Many faster parallel algorithms for solving the parenthesization problem have been proposed, but they are not cost-optimal and are applicable only to theoretical models such as the PRAM. For example, a generalized method for parallelizing such programs is described by Valiant et al. [VSBR83] that leads directly to formulations that run in time O (log² n) on O (n⁹) processing elements. Rytter [Ryt88] uses the parallel pebble game on trees to reduce the number of processing elements to O (n⁶/log n) for a CREW PRAM and O (n⁶) for a hypercube, yet solves this problem in time O (log² n). Huang et al. [HLV90] present a similar algorithm for CREW PRAM models that run in time O ( log n) on O (n^3.5 log n) processing elements. DeMello et al. [DCG90] use vectorized formulations of DP for the Cray to solve optimal control problems.

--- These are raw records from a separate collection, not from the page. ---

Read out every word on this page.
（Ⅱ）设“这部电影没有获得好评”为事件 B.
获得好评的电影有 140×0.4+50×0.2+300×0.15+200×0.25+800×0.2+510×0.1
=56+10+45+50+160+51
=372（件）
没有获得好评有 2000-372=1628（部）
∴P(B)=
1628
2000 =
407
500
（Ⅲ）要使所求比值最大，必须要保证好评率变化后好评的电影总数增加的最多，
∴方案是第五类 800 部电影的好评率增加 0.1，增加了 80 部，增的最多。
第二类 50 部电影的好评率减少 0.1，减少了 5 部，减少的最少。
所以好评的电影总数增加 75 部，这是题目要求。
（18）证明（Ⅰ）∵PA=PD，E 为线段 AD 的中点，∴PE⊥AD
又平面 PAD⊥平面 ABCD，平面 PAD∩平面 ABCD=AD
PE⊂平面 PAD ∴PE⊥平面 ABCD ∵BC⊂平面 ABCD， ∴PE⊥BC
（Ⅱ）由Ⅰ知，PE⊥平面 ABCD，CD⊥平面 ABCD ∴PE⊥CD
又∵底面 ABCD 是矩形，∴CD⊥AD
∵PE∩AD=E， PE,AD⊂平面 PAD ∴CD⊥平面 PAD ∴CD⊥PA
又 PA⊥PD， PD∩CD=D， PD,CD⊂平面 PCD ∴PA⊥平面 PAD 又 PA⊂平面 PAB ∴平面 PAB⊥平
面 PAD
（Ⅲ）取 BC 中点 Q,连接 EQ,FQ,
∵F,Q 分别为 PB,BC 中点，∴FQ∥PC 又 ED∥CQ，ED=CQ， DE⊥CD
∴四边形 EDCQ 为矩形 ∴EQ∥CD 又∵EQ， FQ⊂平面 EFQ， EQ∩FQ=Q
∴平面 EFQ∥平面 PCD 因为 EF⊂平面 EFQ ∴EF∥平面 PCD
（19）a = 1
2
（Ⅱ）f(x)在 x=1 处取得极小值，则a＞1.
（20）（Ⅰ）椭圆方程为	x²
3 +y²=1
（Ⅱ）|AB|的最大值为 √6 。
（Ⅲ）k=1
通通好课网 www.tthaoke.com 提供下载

As we have seen, the serial polyadic formulation of the 0/1 knapsack problem is difficult to parallelize due to lack of communication locality. Lee et al. [LSS88] use specific characteristics of the knapsack problem and derive a divide-and-conquer strategy for parallelizing the DP algorithm for the 0/1 knapsack problem on a MIMD message-passing computer (Problem 12.2). Lee et al. demonstrate experimentally that it is possible to obtain linear speedup for large instances of the problem on a hypercube.